— Ah ! c’est fini, c’est bien fini, madame ! bégaya-t-elle.
Deux larmes crevèrent de ses paupières lourdes, coulèrent sur ses joues ; tandis que madame Sabathier lui saisissait la main, pour la faire taire. Des chuchotements avaient couru, une inquiétude déjà se propageait. Mais quel parti prendre ? Au milieu d’une telle cohue, pendant les prières, on ne pouvait emporter ce corps, sans courir le risque de produire un effet désastreux. Le mieux était de le laisser là, en attendant un moment favorable. Il ne scandalisait personne, il ne semblait pas plus mort que dix minutes auparavant, et tout le monde pouvait croire que ses yeux de flamme vivaient toujours, dans leur ardent appel à la divine tendresse de la sainte Vierge.

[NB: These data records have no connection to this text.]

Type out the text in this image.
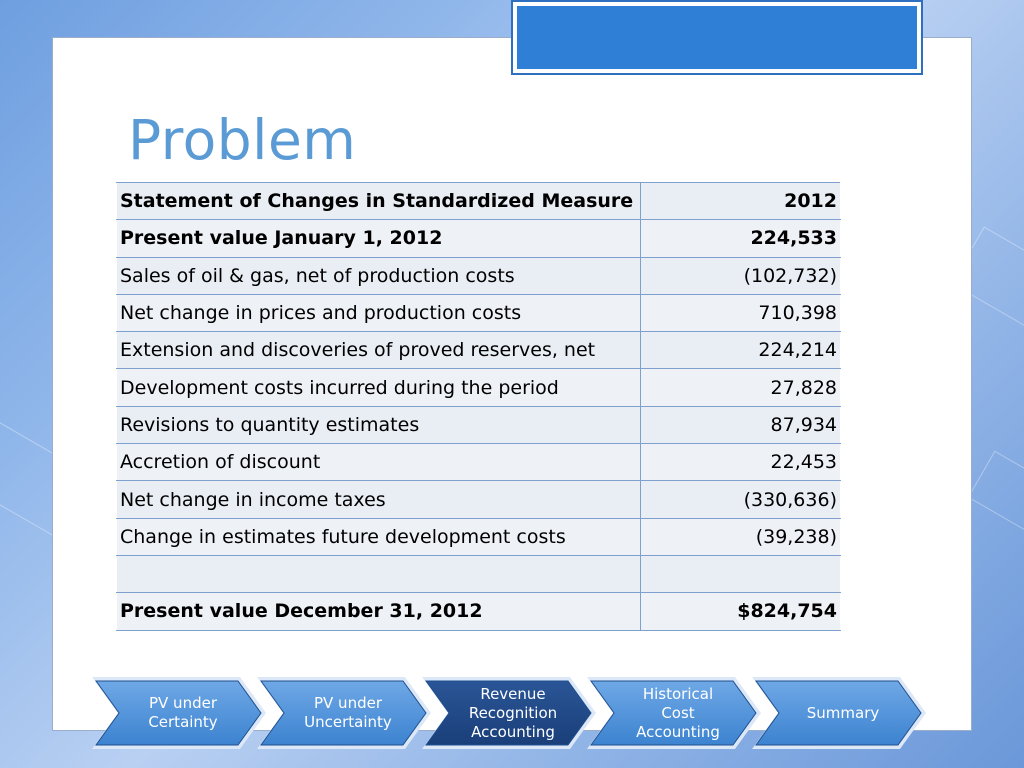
Problem
Statement of Changes in Standardized Measure	2012
Present value January 1, 2012	224,533
Sales of oil & gas, net of production costs	(102,732)
Net change in prices and production costs	710,398
Extension and discoveries of proved reserves, net	224,214
Development costs incurred during the period	27,828
Revisions to quantity estimates	87,934
Accretion of discount	22,453
Net change in income taxes	(330,636)
Change in estimates future development costs	(39,238)

Present value December 31, 2012	$824,754
PV under
Certainty
PV under
Uncertainty
Revenue
Recognition
Accounting
Historical
Cost
Accounting
Summary
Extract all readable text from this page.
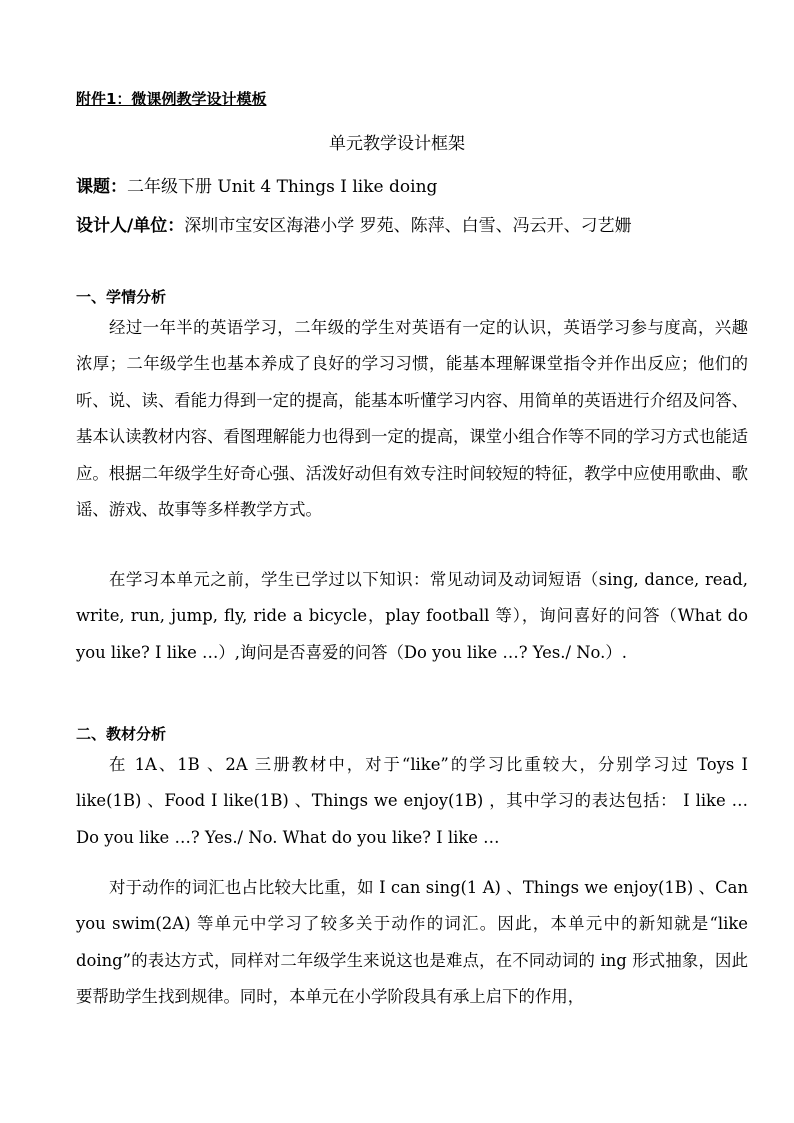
附件1：微课例教学设计模板
单元教学设计框架
课题：二年级下册 Unit 4 Things I like doing
设计人/单位：深圳市宝安区海港小学 罗苑、陈萍、白雪、冯云开、刁艺姗
一、学情分析

经过一年半的英语学习，二年级的学生对英语有一定的认识，英语学习参与度高，兴趣浓厚；二年级学生也基本养成了良好的学习习惯，能基本理解课堂指令并作出反应；他们的听、说、读、看能力得到一定的提高，能基本听懂学习内容、用简单的英语进行介绍及问答、基本认读教材内容、看图理解能力也得到一定的提高，课堂小组合作等不同的学习方式也能适应。根据二年级学生好奇心强、活泼好动但有效专注时间较短的特征，教学中应使用歌曲、歌谣、游戏、故事等多样教学方式。

在学习本单元之前，学生已学过以下知识：常见动词及动词短语（sing, dance, read, write, run, jump, fly, ride a bicycle，play football 等），询问喜好的问答（What do you like? I like …）,询问是否喜爱的问答（Do you like …? Yes./ No.）.

二、教材分析

在 1A、1B 、2A 三册教材中，对于“like”的学习比重较大，分别学习过 Toys I like(1B) 、Food I like(1B) 、Things we enjoy(1B) ，其中学习的表达包括： I like … Do you like …? Yes./ No. What do you like? I like …

对于动作的词汇也占比较大比重，如 I can sing(1 A) 、Things we enjoy(1B) 、Can you swim(2A) 等单元中学习了较多关于动作的词汇。因此，本单元中的新知就是“like doing”的表达方式，同样对二年级学生来说这也是难点，在不同动词的 ing 形式抽象，因此要帮助学生找到规律。同时，本单元在小学阶段具有承上启下的作用，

Seules, parmi l’entourage, quelques personnes savaient. Effaré, M. Sabathier avait questionné sa femme d’un petit signe ; et, renseigné par une muette et longue affirmation, il s’était remis sans révolte à prier, pâlissant devant la mystérieuse toute-puissance qui envoyait la mort, lorsqu’on lui demandait la vie. Les Vigneron, extraordinairement intéressés, se penchaient, chuchotaient, comme à la suite d’un accident de la rue, un de ces faits divers que le père, à Paris, rapportait parfois de son bureau et qui occupaient toute la soirée. Madame Jousseur s’était tournée, avait murmuré un simple mot à l’oreille de M. Dieulafay ; puis, ils étaient retombés l’un et l’autre dans la contemplation navrée de leur chère malade ; tandis que l’abbé Judaine, averti par M. Vigneron, s’agenouillait, disait à voix basse, très ému, les prières des morts. N’était-ce point un saint, ce missionnaire, revenu des pays meurtriers avec sa blessure mortelle au flanc, pour mourir là, sous le regard souriant de la sainte Vierge ? Et madame Maze était prise du goût de la mort, résolue à supplier le ciel de la supprimer ainsi, discrètement, s’il ne l’exauçait pas en lui rendant son mari.